There is the goldfinch I see every other morning, surfing on a dandelion in full fluff, and the way he or she strolls up the stalk, cheerfully bending the plant down to where the seeds are available, which is so like a surfer inching up his or her board to hang 10 that I laugh out loud, and the finch looks up with a totally innocent look, exactly the look my children wore when they had committed a misdemeanor and were disavowing both the crime and any knowledge of it. So I laugh again, and the finch pops up in the air like a cork, and then comes down deftly on the next dandelion, exactly like an acrobat miraculously landing on a high wire, and I shuffle along into the rest of my day, delighted and amazed and agape and filled with wonder.
There was the house finch who lived just outside the door of the tiny apartment in which my lovely bride first lived when we were married, some years ago, in a tiny town that jutted out into the Atlantic Ocean just like a child waves a lollipop from a car window. Every morning I would emerge from our tiny apartment, and stroll under his or her nest, and try to say hey in finch, a sort of liquid musical trill and undulating whistle, and sometimes the finch would say hey back in finch, but sometimes he or she would just pop up and stare at me silently, which always made me think I had maybe said something vulgar in finch because I didn’t know the language very well, and then I would wonder the rest of the day just what I had said. Had I called him or her a starling by accident? Or shockingly called hawks cool beings and not murderous slime? Or had I by chance insulted heritage or character or cultural tradition? Still I wonder, and still I practice finch, here and there, when I am alone, and no one else is in the house to cry Dadddd! Pleeeeease! Stopppp!

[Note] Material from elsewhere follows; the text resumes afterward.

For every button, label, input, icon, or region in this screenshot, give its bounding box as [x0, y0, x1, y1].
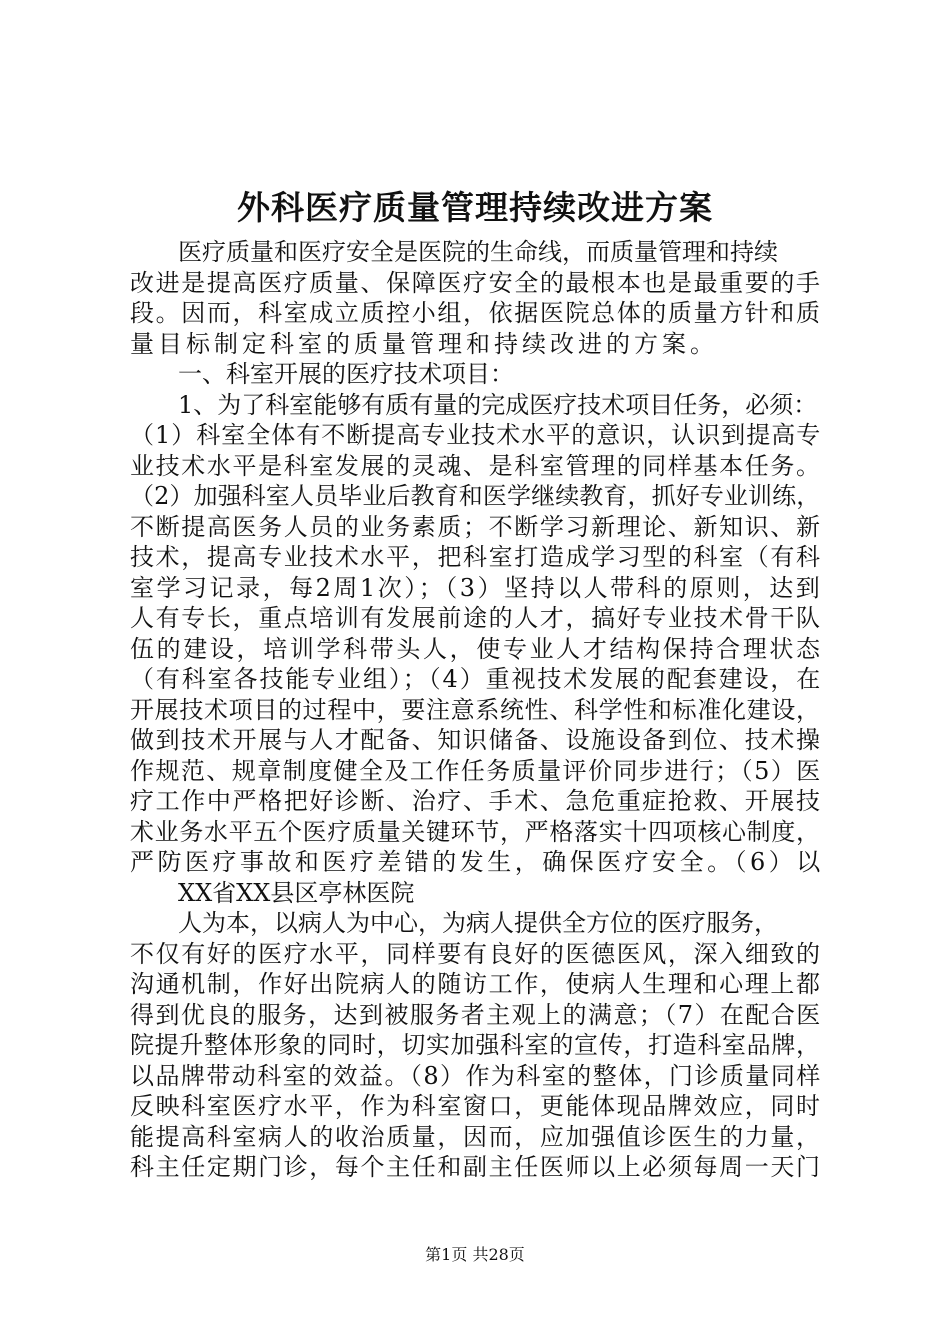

There was a saffron finch I met on an island in the Pacific Ocean, a remarkable finch altogether, friendly and conversational, and tremendously skilled at harvesting crickets, so much so that I spent a number of hours counting caught crickets, and noticing that the finch certainly preferred crickets to other insects and seeds, and indeed it seemed as if this particular finch had it in for crickets in general, and would scour the sprawling pastures of the yard for crickets for quite a while before settling for something else to eat. I wondered if the finches of this island had developed a particular animus for crickets, and what the crickets had done to earn such enmity, and what the crickets were planning to adjust the balance of power, or if it was just this one particular finch that had a cricket jones, but there was no way for me to tell, as I never did learn finch well enough to discuss the matter reasonably, and was reduced to burbling in my rudimentary finch, which appeared to amuse this particular finch, as far as I could tell, during the weeks I was on that island in the Pacific.
There have been other finches I knew glancingly, as acquaintances at best, but those are the three that come first to mind when I think about finches I have known, although I would very much like to know finches better, both as individuals and as a community, for there are many questions I would like to ask, about music and language and flight and crickets, and I am sure there are questions they would like to ask, and wouldn’t it be a pleasure to sit over a beer with a finch, and talk of many things, of shoes and ships and sealing-wax, of cabbages and kings?